Begitu juga dengan Asisten Rumah Tangga (ART) yang nyaleg di Jakarta, Yuni Sri Rahayu. Dia, yang menyebut dirinya sebagai caleg duafa atau miskin kota, juga mengalami hambatan saat berkampanye. Namun, dia tidak menjelaskan lebih rinci permasalahan yang dialaminya.
“Di wilayah sendiri saja aku tidak boleh bersosialisasi dengan alasan yang tidak masuk akal. Mungkin karena tidak bermodal, aku pun bukan orang sini asli, istilahnya pendatang. Diskriminasi kependudukan saya alami,” tuturnya.
Selain itu, Yuni Sri Rahayu mengatakan bahwa dirinya hanya mampu mengalokasikan dana Rp1,5 juta untuk kampanye. Dana itu pun dikeluarkan, dengan menyisihkan pengeluaran untuk kebutuhan keluarga yang juga harus dipenuhi.

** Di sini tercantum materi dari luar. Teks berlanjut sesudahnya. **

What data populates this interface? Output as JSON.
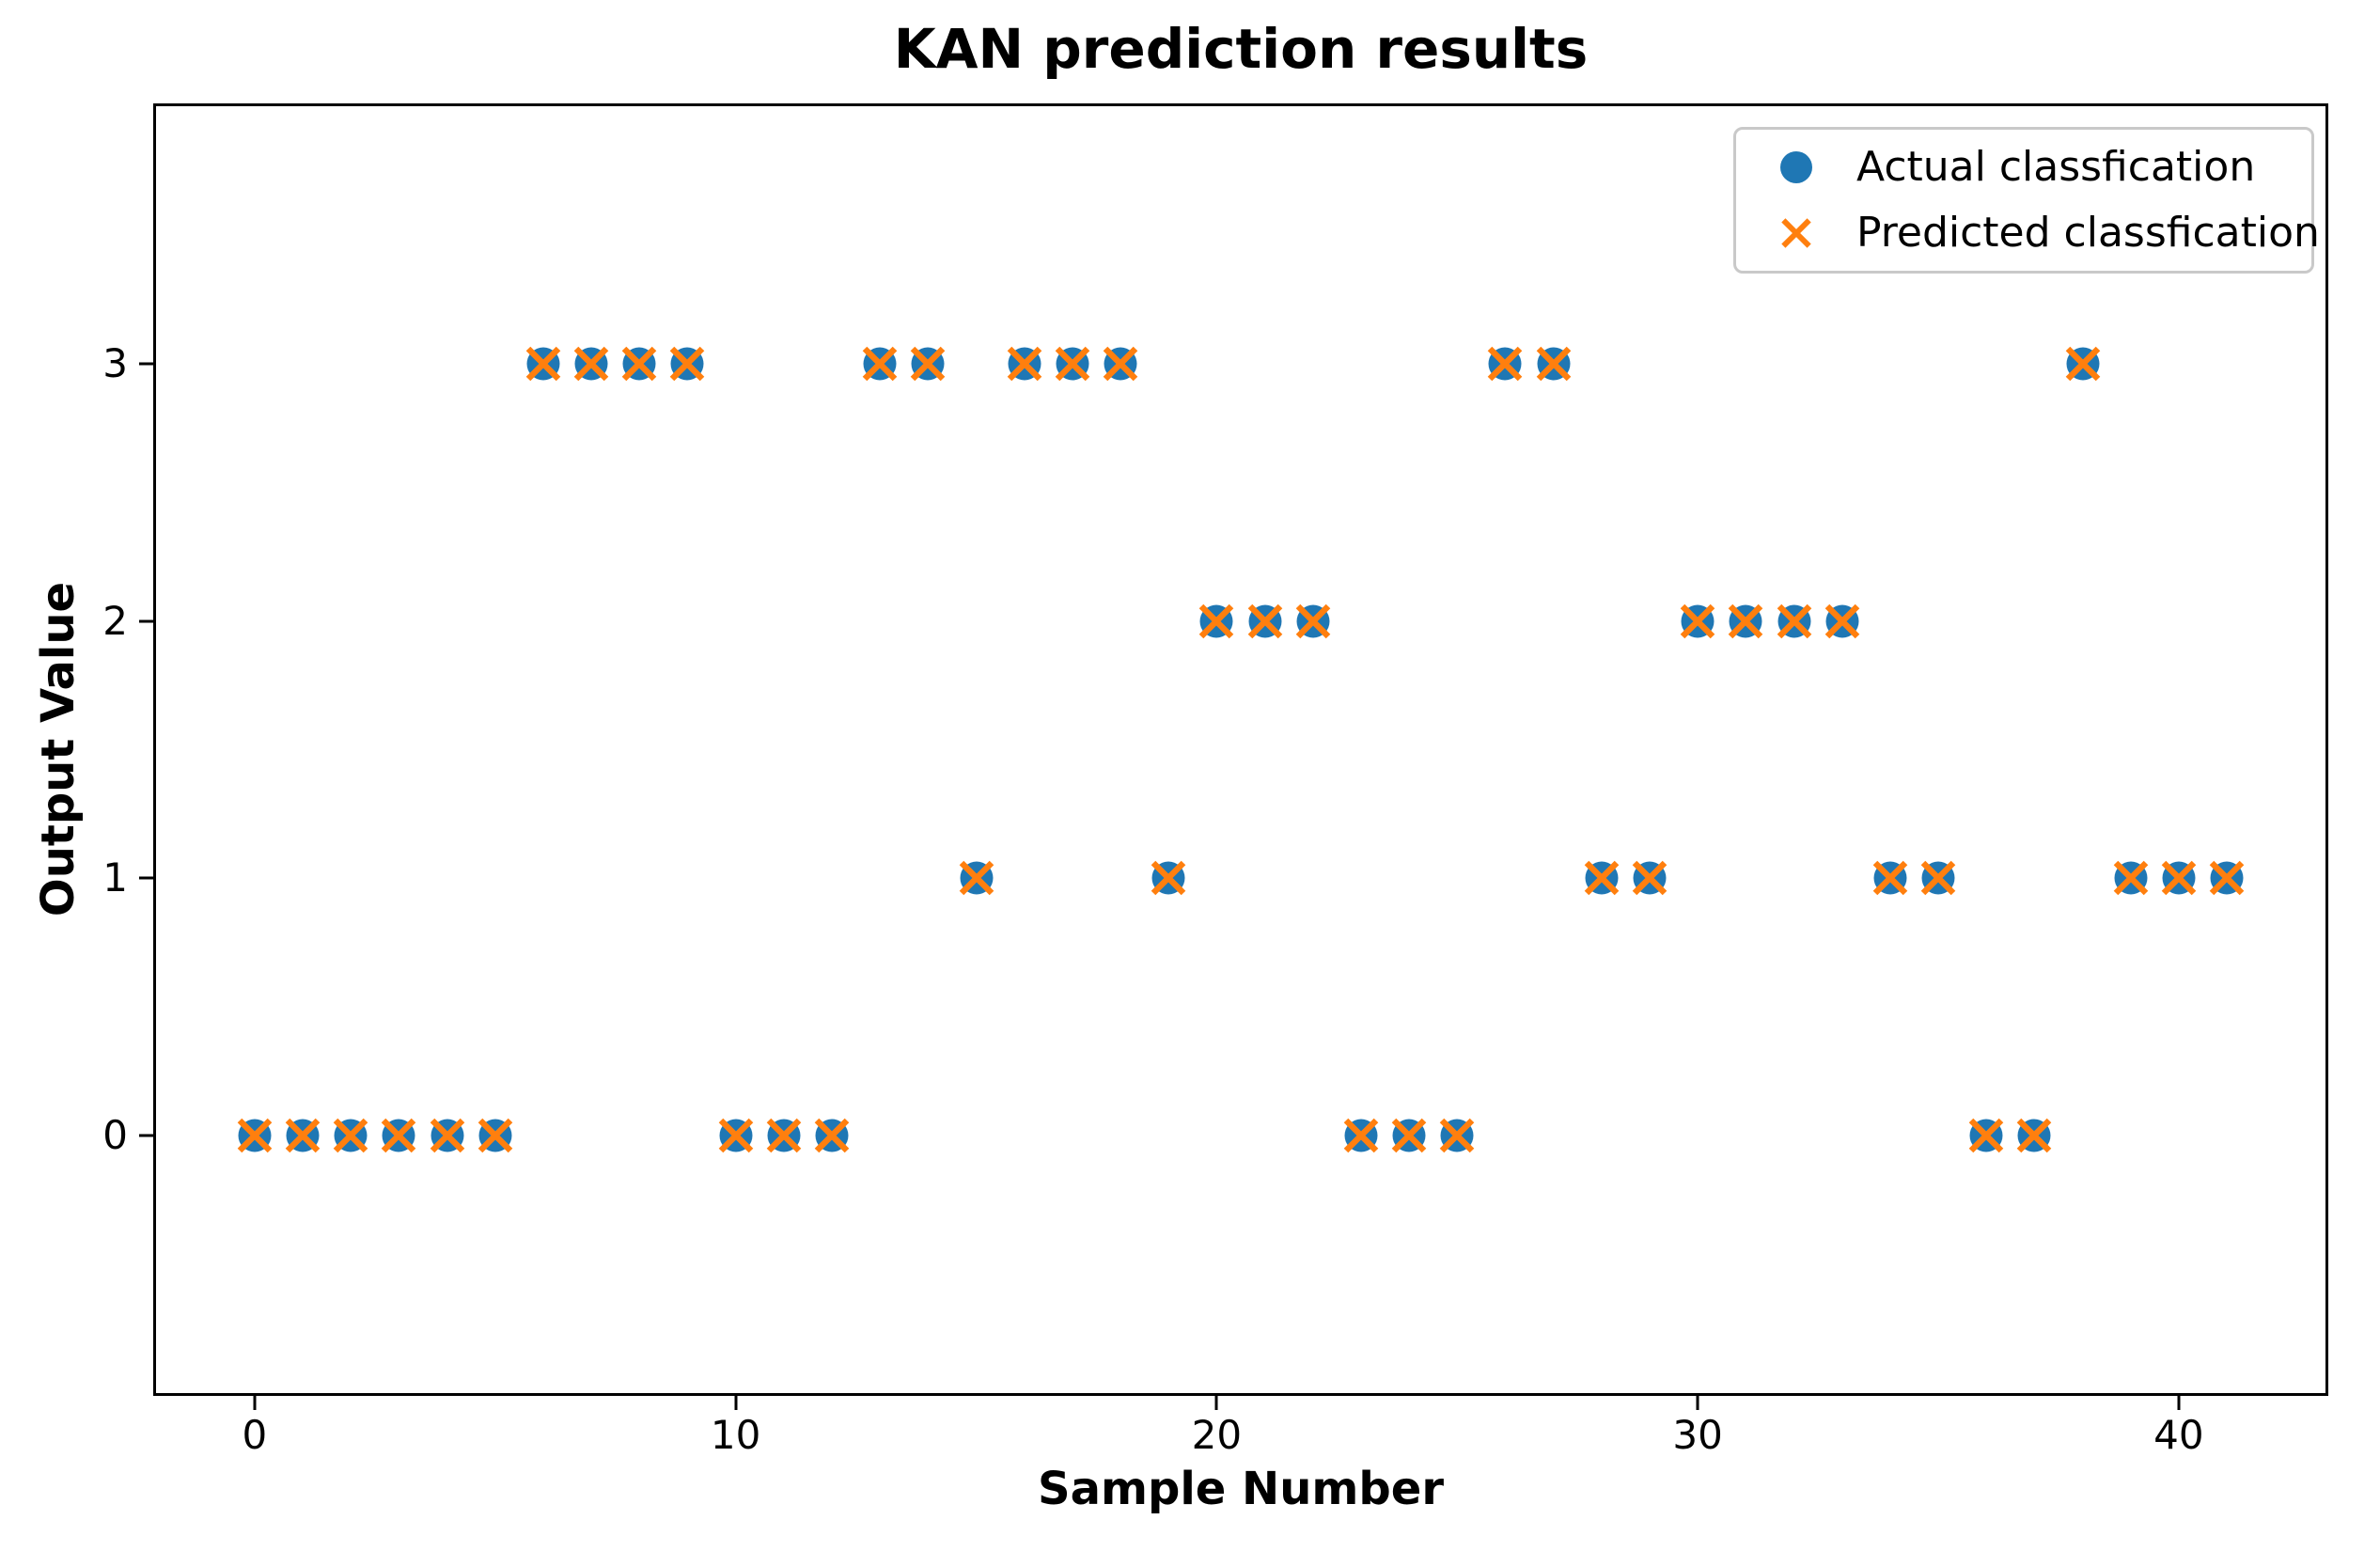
{
  "chart_data": {
    "type": "scatter",
    "title": "KAN prediction results",
    "xlabel": "Sample Number",
    "ylabel": "Output Value",
    "xlim": [
      -2.05,
      43.05
    ],
    "ylim": [
      -1,
      4
    ],
    "xticks": [
      0,
      10,
      20,
      30,
      40
    ],
    "yticks": [
      0,
      1,
      2,
      3
    ],
    "grid": false,
    "legend_position": "upper right",
    "x": [
      0,
      1,
      2,
      3,
      4,
      5,
      6,
      7,
      8,
      9,
      10,
      11,
      12,
      13,
      14,
      15,
      16,
      17,
      18,
      19,
      20,
      21,
      22,
      23,
      24,
      25,
      26,
      27,
      28,
      29,
      30,
      31,
      32,
      33,
      34,
      35,
      36,
      37,
      38,
      39,
      40,
      41
    ],
    "series": [
      {
        "name": "Actual classfication",
        "marker": "circle",
        "color": "#1f77b4",
        "y": [
          0,
          0,
          0,
          0,
          0,
          0,
          3,
          3,
          3,
          3,
          0,
          0,
          0,
          3,
          3,
          1,
          3,
          3,
          3,
          1,
          2,
          2,
          2,
          0,
          0,
          0,
          3,
          3,
          1,
          1,
          2,
          2,
          2,
          2,
          1,
          1,
          0,
          0,
          3,
          1,
          1,
          1
        ]
      },
      {
        "name": "Predicted classfication",
        "marker": "x",
        "color": "#ff7f0e",
        "y": [
          0,
          0,
          0,
          0,
          0,
          0,
          3,
          3,
          3,
          3,
          0,
          0,
          0,
          3,
          3,
          1,
          3,
          3,
          3,
          1,
          2,
          2,
          2,
          0,
          0,
          0,
          3,
          3,
          1,
          1,
          2,
          2,
          2,
          2,
          1,
          1,
          0,
          0,
          3,
          1,
          1,
          1
        ]
      }
    ],
    "colors": {
      "actual": "#1f77b4",
      "predicted": "#ff7f0e",
      "axis": "#000000",
      "legend_border": "#c9c9c9",
      "background": "#ffffff"
    }
  }
}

“Dana kampanye aku sisihkan dari upah. Kasarnya dari hasil saya mengosek (bersihkan) WC,” ucapnya.
Seberapa Besar Peluang Mereka ke Parlemen?
Pengamat politik dari Universitas Indonesia, Hurriyah mengatakan bahwa caleg yang memiliki keterbatasan finansial memiliki potensi yang kecil untuk menembus parlemen.
“Kalau hitung-hitungan matematiknya menurut saya relatif berat (terpilih),” ucapnya.
Direktur Pusat Kajian Politik Universitas Indonesia (Puskapol UI) itu itu menjelaskan, ada tiga modal utama yang harus dimiliki caleg untuk dapat terpilih. Ketiga modal itu adalah finansial, politik, dan sosial.
Menurutnya, modal finansial berfungsi penting untuk membiayai kerja-kerja kampanye yang kian hari semakin mahal, mulai dari persiapan alat peraga kampanye (APK), upah tim sukses dan sosialisasi, hingga digunakan oleh sekelompok caleg untuk politik uang.
Kemudian modal politik adalah untuk menempatkan caleg berada di nomor urut yang strategis. Berdasarkan kajian Puskapol UI tentang pemilu 2014 dan 2019, nomor urut menjadi salah satu faktor penting yang menentukan preferensi para pemilih dalam mencoblos.
“Lebih dari 60 persen pemilih cenderung memilih nomor urut tiga besar karena menganggap mereka adalah orang-orang penting dan kompeten,” ujar Hurriyah.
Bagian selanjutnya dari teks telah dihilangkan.